[This is part of a series of modules on optimisation methods]
Latin hypercube sampling model parameter optimisation is a computationally intensive algorithm that nonetheless have several advantages over other optimisation methods for application to problems in mathematical epidemiology/biology in that it doesn’t require computation of a gradient.
Once you have chosen an appropriate goodness-of-fit statistic comparing your model to data, you wish to find the model parameters that optimise (minimise) the goodness-of-fit statistic. Latin hypercube sampling is a computationally intensive “brute force” parameter optimisation method that has the advantage that they don’t require any information about the gradient of the goodness-of-fit statistic.
Latin Hypercube Sampling
With Latin hypercube sampling, you assume that the true parameters must lie somewhere within a hypercube you define in the k-dimensional parameter space. You grid up the hypercube with M grid points in each dimension. In the center of each of the M^k points, you calculate the goodness-of-fit statistic. With this method you can readily determine the approximate location of the minimum of the GoF. Because nested loops are involved, with use of computational tools like OpenMP, the calculations can be parallelised to some degree. However, if the sampling region of the hypercube is too large, you need to make M large to get sufficiently granular estimate of the dependence of the GoF statistic on the parameters. Iterations of the procedure are usually necessary to narrow down the appropriate sampling region.
If you make the sampling range for each of the parameters large enough that you are sure the true parameters must lie within those ranges, with this method you can be reasonably sure that you are finding the global minimum of the GoF, rather than just a local minimum. This is important, because very often in real epidemic or population data, I have noted local minima in GoF statistics.

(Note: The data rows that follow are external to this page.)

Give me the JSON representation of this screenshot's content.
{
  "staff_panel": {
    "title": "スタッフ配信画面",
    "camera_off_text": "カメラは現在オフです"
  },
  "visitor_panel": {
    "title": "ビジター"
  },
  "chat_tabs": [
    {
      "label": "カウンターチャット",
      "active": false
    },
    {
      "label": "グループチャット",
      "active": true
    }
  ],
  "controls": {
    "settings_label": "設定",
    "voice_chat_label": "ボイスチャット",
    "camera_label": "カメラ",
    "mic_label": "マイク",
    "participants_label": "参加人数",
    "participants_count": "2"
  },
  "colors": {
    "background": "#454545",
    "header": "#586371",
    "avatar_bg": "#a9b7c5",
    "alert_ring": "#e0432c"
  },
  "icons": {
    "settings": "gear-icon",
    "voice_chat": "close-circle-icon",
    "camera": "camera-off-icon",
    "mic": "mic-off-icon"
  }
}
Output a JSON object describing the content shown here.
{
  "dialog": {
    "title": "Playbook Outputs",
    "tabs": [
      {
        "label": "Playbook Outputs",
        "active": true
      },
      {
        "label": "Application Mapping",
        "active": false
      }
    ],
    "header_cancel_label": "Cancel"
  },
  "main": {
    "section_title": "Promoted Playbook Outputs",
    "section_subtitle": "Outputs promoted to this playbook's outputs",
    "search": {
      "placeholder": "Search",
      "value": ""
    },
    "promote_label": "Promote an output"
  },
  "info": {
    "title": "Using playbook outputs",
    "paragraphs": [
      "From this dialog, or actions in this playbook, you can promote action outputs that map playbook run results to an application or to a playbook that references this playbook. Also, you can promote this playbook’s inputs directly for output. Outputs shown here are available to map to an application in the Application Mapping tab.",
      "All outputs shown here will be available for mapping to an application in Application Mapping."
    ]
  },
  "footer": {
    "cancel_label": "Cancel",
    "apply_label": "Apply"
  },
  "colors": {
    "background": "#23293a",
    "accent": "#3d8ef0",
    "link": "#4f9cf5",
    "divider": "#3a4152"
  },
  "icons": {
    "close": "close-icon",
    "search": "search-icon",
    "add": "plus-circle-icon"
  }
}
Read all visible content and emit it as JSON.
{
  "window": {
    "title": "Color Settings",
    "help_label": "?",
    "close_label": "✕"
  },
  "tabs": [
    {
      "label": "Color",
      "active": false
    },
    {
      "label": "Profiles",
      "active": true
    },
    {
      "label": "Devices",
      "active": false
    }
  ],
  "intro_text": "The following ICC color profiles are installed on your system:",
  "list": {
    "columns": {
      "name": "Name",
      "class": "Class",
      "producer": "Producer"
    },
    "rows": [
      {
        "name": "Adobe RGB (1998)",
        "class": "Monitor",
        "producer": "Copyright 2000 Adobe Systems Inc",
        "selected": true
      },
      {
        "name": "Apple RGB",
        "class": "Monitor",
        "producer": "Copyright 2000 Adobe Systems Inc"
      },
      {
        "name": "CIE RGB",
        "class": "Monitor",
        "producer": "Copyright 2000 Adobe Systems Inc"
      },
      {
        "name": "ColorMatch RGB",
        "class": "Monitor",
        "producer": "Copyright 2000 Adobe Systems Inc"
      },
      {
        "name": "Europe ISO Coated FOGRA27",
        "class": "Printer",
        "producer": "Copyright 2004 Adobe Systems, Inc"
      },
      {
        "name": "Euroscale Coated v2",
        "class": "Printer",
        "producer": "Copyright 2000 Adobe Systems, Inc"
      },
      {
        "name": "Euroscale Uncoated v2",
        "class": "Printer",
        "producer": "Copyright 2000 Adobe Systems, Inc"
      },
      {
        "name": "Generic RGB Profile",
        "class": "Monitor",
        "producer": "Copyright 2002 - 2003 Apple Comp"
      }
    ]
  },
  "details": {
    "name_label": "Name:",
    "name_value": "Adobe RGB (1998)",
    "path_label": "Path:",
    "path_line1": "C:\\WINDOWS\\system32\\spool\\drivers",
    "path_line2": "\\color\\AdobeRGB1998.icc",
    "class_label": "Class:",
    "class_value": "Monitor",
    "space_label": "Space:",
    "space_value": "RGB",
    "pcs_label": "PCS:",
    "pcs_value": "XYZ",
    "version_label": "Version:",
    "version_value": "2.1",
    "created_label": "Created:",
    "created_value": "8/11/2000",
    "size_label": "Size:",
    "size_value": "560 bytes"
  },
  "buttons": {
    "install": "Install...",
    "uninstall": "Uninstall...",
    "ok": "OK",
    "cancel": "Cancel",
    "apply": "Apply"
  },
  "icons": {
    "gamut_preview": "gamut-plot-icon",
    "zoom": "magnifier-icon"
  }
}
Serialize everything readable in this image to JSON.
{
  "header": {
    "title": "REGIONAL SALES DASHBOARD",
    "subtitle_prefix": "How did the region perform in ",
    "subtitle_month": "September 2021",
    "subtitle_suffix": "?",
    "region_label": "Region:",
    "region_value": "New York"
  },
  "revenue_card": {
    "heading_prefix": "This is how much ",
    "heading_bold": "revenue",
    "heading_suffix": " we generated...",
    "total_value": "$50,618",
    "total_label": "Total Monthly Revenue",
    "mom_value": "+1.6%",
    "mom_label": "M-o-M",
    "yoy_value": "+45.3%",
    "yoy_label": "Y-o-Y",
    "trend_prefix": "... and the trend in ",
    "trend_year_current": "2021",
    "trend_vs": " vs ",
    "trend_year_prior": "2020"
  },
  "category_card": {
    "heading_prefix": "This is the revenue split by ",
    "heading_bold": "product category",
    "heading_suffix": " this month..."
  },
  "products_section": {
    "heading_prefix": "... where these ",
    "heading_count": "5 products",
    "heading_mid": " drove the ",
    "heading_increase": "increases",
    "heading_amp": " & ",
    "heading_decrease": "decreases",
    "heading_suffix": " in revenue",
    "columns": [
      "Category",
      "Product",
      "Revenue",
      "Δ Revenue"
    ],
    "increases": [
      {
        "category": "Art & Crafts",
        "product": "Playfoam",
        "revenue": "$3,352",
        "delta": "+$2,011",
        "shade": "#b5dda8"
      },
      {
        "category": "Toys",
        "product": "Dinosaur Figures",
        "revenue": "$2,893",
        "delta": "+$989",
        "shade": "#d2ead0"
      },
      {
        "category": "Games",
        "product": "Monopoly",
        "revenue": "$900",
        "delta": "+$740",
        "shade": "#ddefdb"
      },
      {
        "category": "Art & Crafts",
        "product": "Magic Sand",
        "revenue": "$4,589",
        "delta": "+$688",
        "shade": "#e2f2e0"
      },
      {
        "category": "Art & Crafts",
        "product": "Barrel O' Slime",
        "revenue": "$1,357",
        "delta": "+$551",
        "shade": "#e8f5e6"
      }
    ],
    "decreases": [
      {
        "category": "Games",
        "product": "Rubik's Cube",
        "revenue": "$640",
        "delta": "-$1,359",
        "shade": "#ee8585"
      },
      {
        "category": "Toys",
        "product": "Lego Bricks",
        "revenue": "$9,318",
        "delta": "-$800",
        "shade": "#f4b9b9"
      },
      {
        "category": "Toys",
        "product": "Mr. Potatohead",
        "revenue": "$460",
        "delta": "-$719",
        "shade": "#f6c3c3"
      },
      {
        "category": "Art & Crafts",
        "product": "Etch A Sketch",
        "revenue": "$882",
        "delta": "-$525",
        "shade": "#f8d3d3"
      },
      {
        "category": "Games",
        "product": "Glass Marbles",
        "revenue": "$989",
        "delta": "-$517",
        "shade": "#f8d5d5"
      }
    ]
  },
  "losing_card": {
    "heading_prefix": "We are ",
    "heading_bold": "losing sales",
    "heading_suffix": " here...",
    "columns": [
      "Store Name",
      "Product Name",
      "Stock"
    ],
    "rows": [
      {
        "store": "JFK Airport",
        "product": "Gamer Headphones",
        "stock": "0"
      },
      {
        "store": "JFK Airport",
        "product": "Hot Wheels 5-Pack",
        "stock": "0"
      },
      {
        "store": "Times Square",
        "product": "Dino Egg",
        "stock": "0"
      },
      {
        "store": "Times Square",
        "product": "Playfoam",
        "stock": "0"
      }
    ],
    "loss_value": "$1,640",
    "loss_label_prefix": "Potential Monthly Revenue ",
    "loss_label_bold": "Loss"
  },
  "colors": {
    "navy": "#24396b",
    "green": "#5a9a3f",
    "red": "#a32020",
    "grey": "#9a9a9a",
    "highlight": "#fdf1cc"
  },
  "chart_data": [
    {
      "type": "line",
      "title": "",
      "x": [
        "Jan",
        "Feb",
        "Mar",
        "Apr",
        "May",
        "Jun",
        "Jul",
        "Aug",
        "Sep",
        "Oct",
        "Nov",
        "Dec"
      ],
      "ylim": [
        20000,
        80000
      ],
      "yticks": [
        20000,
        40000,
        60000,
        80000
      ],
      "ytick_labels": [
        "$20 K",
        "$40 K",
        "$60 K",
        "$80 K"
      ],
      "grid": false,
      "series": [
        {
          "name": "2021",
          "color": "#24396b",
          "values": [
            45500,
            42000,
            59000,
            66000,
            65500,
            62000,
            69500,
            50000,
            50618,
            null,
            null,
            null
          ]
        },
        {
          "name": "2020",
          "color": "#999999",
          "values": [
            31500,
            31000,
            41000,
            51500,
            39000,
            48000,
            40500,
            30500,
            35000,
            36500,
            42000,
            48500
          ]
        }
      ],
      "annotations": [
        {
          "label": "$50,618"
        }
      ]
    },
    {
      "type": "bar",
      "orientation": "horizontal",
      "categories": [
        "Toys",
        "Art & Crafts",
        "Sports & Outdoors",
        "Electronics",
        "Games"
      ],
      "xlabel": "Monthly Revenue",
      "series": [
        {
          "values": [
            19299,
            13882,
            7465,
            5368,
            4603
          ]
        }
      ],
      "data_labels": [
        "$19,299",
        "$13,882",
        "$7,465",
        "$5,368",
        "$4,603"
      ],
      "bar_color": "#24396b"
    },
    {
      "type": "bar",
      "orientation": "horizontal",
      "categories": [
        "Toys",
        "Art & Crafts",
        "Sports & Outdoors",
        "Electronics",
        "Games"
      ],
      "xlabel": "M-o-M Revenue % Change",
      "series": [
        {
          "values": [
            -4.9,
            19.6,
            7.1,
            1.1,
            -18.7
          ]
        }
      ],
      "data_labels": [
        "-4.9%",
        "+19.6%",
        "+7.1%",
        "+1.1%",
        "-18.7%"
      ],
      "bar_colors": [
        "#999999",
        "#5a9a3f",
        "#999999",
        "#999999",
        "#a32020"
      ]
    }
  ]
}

Example: fitting to simulated pandemic influenza data
We’ll use as example “data” a simulated pandemic flu like illness spreading in a population, with true model:
The R script sir_harm_sde.R uses the above model with parameters 1/gamma=3 days, beta_0=0.5, epsilon=0.3, and phi=0. One infected person is assumed to be introduced to an entirely susceptible population of 10 million on day 60, and only 1/5000 cases is assumed to be counted (this is actually the approximate number of flu cases that are typically detected by surveillance networks in the US). The script uses Stochastic Differential Equations to simulate the outbreak with population stochasticity, then additionally simulates the fact that the surveillance system on average only catches 1/5000 cases. The script outputs the simulated data to the file sir_harmonic_sde_simulated_outbreak.csv
The R script sir_harm_latin_hypercube.R uses the graphical Monte Carlo Latin hypercube method to find the best-fit model to our simulated pandemic influenza data, contained in the file sir_harmonic_sde_simulated_outbreak.csv. Recall that our simulated data and the true model looked like this:
The sir_harm_latin_hypercube.R script samples:
- discrete values of R0 from 1.44 to 1.59 in steps of 0.005 (31 values total),
- discrete values of t0 from 56 to 67 (12 values total), and
- discrete values of epsilon from 0.28 to 0.34 in steps of 0.0025 (25 values total).
- There are thus M=31*12*25=9300 distinct sets of (R0,t0,epsilon) hypotheses that are tried.
For each set of the hypotheses, the script calculates three different goodness-of-fit statistics (Least squares, Pearson chi-squared, and Poisson negative log-likehood). Question: this is count data… which of those GoF statistics are probably the most appropriate to use?
How did I know which ranges to use? I ran the script a couple of times and fine-tuned the parameter ranges to ensure that the ranges actually contained the values that minimized the GoF statistics, and that the ranges weren’t so broad that I couldn’t really tell were the best-fit values were.
The script outputs the following plots:
The Latin hypercube sampling method is not that easily parallelisable to make use of high performance computing resources, but if implemented in C++ there is the possibility that OpenMP can be used for process threading. It also has the disadvantage that the granularity in the discrete sampling produces sparse plots that make it difficult to reliably estimate the best-fit parameters and the uncertainties on those estimates.
Latin hypercube sampling does have the advantage that Bayesian priors on the model parameters can trivially be applied post-hoc to the results of the parameter sampling to assess the effect the priors have on the parameter estimate uncertainties.